Matagrano, 36, has been arrested and convicted of crimes in the past including sodomy and sexual abuse, according to the Associated Press. His motives for roaming the New York City correctional facility remain unclear, although investigators say he had access for at least a week.

Rikers guards only began to notice something was amiss when Matagrano successfully transported a prisoner from one cell to another. Still, they didn’t arrest him at that time.

Matagrano was last in the news in 2004 when he was arrested for impersonating a Department of Education official and looking through confidential student records at a school in Queens.

"He was able to go to the main security trailer on several different days, show his ID, and drive his car across the bridge," a correction source told the Village Voice. "He could have brought an arsenal onto the island.
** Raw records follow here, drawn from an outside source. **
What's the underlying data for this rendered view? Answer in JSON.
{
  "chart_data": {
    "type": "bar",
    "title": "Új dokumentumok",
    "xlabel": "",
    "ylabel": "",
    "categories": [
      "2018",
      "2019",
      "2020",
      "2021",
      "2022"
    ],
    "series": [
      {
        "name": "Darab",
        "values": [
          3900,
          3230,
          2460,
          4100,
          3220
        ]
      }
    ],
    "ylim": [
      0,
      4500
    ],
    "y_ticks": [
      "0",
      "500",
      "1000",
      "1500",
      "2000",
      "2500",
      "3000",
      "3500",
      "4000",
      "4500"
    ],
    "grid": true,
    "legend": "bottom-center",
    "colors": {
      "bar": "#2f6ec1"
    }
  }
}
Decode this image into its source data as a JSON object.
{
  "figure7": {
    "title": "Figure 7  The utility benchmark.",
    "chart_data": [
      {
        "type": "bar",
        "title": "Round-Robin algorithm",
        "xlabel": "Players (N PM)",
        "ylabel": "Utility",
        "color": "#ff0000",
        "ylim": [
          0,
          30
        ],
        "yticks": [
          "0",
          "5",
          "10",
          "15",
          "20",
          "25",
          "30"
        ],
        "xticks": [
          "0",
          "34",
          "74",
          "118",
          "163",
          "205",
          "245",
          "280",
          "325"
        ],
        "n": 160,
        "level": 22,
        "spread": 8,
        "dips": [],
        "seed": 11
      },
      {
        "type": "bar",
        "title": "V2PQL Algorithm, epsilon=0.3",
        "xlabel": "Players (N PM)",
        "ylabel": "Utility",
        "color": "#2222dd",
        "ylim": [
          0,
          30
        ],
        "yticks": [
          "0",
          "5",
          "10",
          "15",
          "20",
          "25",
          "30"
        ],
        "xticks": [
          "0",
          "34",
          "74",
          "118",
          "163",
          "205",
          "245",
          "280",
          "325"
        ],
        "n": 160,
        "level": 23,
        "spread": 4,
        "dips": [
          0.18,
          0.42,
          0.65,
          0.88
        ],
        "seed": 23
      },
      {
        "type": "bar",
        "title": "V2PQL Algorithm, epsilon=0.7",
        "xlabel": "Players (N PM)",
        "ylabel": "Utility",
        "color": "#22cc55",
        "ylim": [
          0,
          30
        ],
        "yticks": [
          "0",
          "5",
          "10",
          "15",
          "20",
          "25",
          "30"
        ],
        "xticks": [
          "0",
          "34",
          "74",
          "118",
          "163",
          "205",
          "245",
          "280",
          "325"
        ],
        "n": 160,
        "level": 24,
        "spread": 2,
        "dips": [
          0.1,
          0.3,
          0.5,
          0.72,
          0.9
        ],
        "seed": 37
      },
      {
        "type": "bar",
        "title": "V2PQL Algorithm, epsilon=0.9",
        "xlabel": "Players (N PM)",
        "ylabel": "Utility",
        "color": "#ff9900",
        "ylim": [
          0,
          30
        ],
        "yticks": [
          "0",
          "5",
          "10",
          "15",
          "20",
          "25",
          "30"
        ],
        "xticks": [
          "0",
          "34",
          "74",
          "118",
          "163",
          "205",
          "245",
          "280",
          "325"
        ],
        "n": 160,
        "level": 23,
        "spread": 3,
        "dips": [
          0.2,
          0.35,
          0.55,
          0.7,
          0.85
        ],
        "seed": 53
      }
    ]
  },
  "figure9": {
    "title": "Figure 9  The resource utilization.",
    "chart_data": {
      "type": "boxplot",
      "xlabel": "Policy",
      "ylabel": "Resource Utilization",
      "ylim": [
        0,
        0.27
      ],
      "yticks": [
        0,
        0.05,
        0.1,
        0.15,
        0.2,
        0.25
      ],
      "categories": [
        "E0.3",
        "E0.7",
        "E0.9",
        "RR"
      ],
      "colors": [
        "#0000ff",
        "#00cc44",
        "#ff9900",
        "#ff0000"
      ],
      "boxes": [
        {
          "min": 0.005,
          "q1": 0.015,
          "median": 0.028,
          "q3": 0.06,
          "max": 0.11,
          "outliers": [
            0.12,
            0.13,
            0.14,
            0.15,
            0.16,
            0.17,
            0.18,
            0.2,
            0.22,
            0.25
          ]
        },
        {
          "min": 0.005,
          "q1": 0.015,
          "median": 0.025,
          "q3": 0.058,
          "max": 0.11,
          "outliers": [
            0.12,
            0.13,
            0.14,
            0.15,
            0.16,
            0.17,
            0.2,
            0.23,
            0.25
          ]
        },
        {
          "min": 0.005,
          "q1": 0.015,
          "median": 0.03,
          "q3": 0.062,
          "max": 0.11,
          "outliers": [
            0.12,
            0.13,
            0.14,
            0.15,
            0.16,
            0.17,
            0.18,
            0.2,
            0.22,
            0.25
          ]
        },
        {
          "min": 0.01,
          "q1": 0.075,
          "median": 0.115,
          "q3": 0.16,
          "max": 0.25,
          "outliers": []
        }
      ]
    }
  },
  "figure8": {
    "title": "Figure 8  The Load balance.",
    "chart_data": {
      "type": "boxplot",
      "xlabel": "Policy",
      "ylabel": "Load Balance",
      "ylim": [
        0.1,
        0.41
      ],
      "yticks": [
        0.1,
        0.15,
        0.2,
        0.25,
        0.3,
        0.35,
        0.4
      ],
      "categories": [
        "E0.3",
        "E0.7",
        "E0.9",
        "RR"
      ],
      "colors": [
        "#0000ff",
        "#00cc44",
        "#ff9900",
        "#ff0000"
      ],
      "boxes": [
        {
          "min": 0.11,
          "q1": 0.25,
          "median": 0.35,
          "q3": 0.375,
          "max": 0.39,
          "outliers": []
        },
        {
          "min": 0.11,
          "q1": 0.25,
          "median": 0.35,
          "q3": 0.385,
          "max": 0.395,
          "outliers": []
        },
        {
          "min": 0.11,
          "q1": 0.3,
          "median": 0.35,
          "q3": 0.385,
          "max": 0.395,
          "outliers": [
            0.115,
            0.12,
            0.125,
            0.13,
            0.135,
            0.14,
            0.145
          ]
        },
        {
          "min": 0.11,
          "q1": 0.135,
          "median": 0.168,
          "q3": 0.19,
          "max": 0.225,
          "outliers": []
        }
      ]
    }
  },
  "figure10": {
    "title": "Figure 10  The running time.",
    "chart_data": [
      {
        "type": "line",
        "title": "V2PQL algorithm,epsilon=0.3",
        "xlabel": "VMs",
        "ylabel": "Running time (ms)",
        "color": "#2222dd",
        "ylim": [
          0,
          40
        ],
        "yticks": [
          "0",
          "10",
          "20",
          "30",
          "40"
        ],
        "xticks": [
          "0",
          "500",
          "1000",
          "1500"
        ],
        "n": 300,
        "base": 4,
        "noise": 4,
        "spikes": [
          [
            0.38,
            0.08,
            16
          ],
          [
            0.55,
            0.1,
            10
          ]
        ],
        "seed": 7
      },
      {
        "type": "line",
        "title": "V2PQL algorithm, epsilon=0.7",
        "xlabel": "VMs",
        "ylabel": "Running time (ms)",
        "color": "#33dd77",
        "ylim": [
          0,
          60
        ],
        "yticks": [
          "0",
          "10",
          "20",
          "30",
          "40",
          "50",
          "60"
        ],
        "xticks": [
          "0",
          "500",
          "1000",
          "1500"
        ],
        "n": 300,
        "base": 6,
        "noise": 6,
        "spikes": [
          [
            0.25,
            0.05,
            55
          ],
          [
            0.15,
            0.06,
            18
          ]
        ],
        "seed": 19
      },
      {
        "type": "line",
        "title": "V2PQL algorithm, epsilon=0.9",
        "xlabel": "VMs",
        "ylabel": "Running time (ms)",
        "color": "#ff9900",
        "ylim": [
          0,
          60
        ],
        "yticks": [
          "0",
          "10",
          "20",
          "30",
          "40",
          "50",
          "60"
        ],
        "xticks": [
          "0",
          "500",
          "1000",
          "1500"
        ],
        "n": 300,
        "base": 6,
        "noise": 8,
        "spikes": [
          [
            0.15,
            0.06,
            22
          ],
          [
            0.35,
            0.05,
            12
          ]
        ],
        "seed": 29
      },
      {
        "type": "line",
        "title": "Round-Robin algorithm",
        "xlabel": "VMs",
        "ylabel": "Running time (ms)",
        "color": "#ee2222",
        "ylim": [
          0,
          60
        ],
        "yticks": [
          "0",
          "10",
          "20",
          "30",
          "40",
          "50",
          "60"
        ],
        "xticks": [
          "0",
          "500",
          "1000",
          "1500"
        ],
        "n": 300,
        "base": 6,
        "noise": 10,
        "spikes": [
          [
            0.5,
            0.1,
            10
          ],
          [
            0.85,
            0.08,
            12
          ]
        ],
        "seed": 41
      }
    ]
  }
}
Anything could have been in the trunk of his car."

Matagrano, a former resident of Yonkers, is listed at 5-foot-8 and 340 pounds and ranks among New York’s most dangerous sex offenders. Speaking with the Village Voice, correction officer’s union President Norman Seabrook laid the blame at the feet of Correction Commissioner Dora Schriro.

“This is another example of the incompetence we are dealing with from Dora Schriro,” Seabrook said. “If nothing else does, this sends a signal to the mayor of New York that there’s a major problem here. This is scary, we don’t know what he left behind in those jails, we don’t know what he brought in. A lot of it has to do with post cuts and shift reduction, and a commissioner of the agency who is not concerned with security. Someone is going to get seriously hurt.”